What STL algorithm can determine if exactly one item in a container satisfies a predicate?
Two things come to my mind:
std::count_if and then compare the result to 1.
To avoid traversing the whole container in case eg the first two elements already match the predicate I would use two calls looking for matching elements. Something along the line of
auto it = std::find_if(begin,end,predicate);
if (it == end) return false;
++it;
return std::none_of(it,end,predicate);
Or if you prefer it more compact:
auto it = std::find_if(begin,end,predicate);
return (it != end) && std::none_of(std::next(it),end,predicate);
Credits goes to Remy Lebeau for compacting, Deduplicator for debracketing and Blastfurnance for realizing that we can also use none_of the std algorithms.

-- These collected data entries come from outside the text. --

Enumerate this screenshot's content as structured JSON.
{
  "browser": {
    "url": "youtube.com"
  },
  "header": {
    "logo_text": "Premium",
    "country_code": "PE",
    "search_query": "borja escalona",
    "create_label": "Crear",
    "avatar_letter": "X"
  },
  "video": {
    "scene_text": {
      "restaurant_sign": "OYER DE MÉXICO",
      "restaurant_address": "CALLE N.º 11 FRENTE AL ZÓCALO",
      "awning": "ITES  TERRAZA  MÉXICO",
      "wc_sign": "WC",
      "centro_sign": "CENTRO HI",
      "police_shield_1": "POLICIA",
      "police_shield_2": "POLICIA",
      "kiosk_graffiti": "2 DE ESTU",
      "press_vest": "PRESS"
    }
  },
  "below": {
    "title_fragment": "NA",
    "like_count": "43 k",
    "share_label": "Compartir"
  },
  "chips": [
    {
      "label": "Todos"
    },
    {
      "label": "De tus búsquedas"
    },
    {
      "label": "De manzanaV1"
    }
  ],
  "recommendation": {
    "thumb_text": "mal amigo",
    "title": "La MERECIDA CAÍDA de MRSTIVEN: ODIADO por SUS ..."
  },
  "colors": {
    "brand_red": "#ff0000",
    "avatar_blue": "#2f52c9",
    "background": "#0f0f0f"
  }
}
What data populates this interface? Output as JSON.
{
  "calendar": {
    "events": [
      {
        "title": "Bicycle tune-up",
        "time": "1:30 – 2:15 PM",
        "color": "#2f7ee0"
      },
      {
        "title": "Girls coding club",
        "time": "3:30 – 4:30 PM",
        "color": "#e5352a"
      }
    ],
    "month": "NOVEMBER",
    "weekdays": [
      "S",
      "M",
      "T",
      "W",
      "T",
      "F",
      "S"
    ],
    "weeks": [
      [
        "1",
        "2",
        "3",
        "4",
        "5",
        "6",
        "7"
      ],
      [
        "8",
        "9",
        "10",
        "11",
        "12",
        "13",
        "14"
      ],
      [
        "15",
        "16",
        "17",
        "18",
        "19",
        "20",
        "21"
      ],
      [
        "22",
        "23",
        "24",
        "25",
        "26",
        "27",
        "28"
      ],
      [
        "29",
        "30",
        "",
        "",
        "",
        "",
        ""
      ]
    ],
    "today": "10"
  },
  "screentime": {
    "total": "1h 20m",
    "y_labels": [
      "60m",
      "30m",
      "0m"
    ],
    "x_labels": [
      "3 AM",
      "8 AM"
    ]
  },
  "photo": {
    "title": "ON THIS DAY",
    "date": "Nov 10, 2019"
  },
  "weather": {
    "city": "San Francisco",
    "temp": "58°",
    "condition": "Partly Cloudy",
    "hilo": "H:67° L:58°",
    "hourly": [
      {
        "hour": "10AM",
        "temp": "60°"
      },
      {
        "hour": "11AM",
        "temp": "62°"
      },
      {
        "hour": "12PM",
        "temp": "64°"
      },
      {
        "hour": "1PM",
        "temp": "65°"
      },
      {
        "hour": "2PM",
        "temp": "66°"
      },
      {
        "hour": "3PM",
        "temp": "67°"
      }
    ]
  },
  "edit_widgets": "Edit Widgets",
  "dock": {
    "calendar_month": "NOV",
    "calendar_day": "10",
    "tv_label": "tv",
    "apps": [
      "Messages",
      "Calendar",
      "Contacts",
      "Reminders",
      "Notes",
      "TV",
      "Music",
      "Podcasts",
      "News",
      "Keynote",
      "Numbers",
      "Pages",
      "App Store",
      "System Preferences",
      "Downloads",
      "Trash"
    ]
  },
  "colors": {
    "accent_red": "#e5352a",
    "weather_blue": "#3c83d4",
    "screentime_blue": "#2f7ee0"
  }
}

You can use std::count_if† to count and return if it is one.
For example:
#include <iostream>
#include <algorithm> // std::count_if
#include <vector> // std::vector
#include <ios> // std::boolalpha
template<class Iterator, class UnaryPredicate>
constexpr bool is_count_one(Iterator begin, const Iterator end, UnaryPredicate pred)
{
return std::count_if(begin, end, pred) == 1;
}
int main()
{
std::vector<int> vec{ 2, 4, 3 };
// true: if only one Odd element present in the container
std::cout << std::boolalpha
<< is_count_one(vec.cbegin(), vec.cend(),
[](const int ele) constexpr noexcept -> bool { return ele & 1; });
return 0;
}
†Update: However, std::count_if counts entire element in the container, which is not good as the algorithm given in the question. The best approach using the standard algorithm collections has been mentioned in @formerlyknownas_463035818 's answer.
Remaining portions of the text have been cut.